Alex hinter mir lacht und ich kann es mir kaum verkneifen. Für diese Erklärung erntet Simon lediglich einen angepissten Blick von Dameon.Eigentlich müsste ich jetzt fragen warum Simon sowas triviales über Dameon weiß. Immerhin weiß Simon ja nicht, dass Dameon mir bereits gestanden hat dass sie sich schon länger kennen als mein bester Freund mir offenbaren will. Und obwohl das mein Gefühl von Betrug nur weiter untermauert, verbleibe ich still mit einem Lächeln auf den Lippen.
"Wo hast du eigentlich das Einhorn her?"
Fragt Simon neben mir. Bemerkt er das jetzt erst? Dameon antwortet mit einem knappen "Geklaut" und drückt es demonstrativ an sich. Das gibt er so leicht wohl nicht wieder her. Im nächsten Moment setzt sich das Riesenrad neben uns ratternd in Bewegung, bleibt aber nach zwei Gondeln wieder stehen. Licht- und Musikeinlagen setzen nicht ein, Dameon hat es geschafft. Diesmal."Ich hab's doch gesagt.

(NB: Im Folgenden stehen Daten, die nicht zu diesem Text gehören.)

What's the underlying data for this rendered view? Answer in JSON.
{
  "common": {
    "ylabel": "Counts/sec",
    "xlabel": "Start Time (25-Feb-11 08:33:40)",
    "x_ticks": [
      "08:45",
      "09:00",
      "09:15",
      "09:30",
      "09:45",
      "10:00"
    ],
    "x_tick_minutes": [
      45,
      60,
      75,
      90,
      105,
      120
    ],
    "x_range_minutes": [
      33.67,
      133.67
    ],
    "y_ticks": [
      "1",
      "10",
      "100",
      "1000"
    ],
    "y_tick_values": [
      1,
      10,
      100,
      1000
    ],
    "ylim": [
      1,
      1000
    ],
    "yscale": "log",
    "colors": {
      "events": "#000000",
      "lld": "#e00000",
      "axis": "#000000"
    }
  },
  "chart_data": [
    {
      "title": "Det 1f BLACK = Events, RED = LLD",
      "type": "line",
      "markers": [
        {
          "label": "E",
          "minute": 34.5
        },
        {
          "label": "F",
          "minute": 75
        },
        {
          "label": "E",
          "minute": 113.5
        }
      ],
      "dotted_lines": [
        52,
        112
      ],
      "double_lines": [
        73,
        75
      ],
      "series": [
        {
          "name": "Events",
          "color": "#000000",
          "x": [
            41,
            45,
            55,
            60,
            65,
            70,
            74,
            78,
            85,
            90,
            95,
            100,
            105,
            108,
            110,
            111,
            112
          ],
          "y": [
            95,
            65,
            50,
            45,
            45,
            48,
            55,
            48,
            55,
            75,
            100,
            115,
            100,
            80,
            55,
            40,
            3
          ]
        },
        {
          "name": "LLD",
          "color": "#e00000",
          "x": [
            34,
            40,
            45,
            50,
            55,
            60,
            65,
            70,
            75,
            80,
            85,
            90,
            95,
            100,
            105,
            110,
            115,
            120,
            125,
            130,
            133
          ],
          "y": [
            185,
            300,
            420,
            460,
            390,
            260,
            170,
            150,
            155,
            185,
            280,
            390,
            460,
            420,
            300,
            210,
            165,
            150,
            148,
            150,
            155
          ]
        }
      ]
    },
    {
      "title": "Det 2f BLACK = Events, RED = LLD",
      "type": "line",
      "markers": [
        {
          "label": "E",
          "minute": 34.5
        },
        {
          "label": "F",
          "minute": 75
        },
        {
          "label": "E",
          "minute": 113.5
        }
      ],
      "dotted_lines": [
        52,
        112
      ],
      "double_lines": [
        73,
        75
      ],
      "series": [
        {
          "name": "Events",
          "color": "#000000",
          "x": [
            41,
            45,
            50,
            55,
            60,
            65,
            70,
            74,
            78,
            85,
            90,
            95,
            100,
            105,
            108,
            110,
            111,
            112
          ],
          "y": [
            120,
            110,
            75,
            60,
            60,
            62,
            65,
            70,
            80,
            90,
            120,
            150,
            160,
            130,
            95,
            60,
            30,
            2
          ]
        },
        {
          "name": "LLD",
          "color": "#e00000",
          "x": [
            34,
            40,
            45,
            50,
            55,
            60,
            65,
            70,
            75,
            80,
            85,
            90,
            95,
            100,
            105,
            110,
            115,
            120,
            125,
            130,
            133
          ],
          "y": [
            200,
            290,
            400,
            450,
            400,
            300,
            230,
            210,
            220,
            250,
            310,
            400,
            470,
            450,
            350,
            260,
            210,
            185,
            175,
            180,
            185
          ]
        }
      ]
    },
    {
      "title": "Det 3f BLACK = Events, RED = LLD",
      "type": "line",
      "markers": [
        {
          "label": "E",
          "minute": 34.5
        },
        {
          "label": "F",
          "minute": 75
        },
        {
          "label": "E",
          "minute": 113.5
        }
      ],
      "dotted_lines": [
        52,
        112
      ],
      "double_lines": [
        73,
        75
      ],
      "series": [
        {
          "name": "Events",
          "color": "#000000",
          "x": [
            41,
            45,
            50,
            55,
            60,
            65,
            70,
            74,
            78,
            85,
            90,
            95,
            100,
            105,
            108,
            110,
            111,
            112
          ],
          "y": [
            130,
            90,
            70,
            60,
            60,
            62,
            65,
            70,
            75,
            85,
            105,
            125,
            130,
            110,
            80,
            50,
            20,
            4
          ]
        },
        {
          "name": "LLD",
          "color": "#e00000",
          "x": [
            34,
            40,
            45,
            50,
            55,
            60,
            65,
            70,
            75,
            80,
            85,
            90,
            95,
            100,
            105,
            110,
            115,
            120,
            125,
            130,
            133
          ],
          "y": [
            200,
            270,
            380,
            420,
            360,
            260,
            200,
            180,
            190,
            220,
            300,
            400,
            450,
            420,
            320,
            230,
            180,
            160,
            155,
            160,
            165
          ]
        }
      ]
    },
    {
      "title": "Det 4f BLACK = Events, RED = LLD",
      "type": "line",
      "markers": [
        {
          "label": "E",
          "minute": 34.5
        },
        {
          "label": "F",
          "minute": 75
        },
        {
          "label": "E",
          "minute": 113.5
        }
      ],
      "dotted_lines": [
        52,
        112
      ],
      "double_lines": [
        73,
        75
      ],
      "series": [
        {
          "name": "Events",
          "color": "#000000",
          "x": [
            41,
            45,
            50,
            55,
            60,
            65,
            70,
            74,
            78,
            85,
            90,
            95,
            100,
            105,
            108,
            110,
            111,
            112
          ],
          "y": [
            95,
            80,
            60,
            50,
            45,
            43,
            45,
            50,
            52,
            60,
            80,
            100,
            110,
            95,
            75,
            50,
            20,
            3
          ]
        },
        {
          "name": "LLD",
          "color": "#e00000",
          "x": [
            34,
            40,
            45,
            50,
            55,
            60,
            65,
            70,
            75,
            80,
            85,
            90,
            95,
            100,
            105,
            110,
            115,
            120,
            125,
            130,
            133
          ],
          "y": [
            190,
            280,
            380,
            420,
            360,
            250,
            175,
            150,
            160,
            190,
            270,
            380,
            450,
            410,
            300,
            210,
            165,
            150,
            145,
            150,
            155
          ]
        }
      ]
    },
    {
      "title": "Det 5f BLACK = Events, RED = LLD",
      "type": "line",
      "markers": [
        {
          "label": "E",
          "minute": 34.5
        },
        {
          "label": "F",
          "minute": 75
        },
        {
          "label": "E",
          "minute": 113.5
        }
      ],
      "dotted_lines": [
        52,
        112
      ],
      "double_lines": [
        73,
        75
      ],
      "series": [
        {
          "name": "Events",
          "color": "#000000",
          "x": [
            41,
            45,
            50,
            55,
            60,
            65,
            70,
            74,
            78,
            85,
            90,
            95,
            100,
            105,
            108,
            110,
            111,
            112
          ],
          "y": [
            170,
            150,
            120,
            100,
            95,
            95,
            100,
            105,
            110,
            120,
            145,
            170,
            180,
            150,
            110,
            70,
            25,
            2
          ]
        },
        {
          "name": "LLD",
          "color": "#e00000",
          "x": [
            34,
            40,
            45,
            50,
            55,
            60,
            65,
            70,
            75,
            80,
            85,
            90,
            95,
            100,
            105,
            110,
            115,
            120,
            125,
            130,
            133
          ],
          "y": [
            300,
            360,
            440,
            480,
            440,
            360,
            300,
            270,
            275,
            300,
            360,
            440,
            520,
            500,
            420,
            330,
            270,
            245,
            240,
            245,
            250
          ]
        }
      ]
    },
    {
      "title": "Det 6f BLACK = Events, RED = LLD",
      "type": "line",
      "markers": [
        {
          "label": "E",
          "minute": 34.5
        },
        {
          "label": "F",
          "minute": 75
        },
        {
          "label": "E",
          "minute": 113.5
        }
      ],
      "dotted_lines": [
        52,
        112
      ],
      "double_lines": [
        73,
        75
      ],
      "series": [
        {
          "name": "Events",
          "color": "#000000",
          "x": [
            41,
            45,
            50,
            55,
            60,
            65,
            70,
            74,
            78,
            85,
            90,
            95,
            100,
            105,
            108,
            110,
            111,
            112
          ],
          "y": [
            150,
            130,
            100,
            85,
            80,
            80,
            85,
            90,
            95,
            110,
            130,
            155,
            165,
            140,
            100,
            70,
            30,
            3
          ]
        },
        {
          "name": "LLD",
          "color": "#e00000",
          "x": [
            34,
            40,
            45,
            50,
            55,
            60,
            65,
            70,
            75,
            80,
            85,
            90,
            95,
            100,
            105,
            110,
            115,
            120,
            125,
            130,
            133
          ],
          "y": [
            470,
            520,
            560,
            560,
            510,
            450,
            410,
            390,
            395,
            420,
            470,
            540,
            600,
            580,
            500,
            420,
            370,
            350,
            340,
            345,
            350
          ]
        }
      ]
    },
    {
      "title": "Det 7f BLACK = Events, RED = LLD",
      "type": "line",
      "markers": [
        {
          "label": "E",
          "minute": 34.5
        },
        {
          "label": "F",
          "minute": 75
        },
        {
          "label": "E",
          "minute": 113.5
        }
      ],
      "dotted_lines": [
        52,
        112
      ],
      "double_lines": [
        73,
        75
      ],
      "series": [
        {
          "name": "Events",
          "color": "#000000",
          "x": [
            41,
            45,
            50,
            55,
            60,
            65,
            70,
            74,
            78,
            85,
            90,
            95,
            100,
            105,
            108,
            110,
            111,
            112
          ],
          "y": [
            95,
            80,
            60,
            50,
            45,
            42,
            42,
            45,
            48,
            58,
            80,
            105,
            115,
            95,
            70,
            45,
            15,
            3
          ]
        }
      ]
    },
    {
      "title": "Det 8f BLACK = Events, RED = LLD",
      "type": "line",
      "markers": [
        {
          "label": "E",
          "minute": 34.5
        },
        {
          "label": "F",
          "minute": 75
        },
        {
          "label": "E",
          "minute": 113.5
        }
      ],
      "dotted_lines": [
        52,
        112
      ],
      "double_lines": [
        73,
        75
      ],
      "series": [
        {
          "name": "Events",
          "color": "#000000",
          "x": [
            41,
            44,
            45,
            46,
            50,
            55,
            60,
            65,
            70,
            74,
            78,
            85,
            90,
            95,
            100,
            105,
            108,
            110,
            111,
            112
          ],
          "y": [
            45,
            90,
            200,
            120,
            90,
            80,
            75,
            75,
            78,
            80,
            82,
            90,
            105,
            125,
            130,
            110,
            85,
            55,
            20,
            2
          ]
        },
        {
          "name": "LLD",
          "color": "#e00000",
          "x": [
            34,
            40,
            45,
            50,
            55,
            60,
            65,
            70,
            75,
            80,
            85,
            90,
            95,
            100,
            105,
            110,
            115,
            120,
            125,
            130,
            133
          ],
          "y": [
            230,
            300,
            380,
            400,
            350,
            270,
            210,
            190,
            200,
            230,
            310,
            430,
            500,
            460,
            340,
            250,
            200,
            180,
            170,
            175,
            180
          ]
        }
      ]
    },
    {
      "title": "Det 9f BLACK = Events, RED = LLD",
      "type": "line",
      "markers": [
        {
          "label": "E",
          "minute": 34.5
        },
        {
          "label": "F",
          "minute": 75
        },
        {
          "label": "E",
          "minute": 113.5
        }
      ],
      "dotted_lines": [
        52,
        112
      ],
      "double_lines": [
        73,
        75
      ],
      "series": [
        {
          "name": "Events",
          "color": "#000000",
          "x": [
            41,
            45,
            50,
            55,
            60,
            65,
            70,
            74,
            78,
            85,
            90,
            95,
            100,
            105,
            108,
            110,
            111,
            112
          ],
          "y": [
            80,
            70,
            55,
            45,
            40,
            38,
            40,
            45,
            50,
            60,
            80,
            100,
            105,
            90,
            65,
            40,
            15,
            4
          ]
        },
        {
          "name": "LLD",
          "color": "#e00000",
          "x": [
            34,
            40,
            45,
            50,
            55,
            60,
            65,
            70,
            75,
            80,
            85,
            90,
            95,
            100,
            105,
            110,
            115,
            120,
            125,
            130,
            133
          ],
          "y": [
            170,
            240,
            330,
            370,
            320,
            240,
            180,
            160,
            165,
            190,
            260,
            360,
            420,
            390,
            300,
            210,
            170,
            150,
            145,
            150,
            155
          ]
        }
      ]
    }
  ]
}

Hah! Cool, oder?"
"Es wäre cooler wenn du es beim ersten Mal geschafft hättest.", murmelt Simon und öffnet die Tür der Gondel. Im vorbei gehen schnaubt Dameon lediglich und setzt sich auf die linke Sitzbank. Da ich am leichtesten bin und Alex am schwersten ist, setzen wir uns nach rechts. Simon muss es dann mit Dameon links ausgleichen."Übrigens, du musst am Schalter erstmal das Riesenrad starten und dann zur Gondel rennen und einsteigen sonst geht nichts los."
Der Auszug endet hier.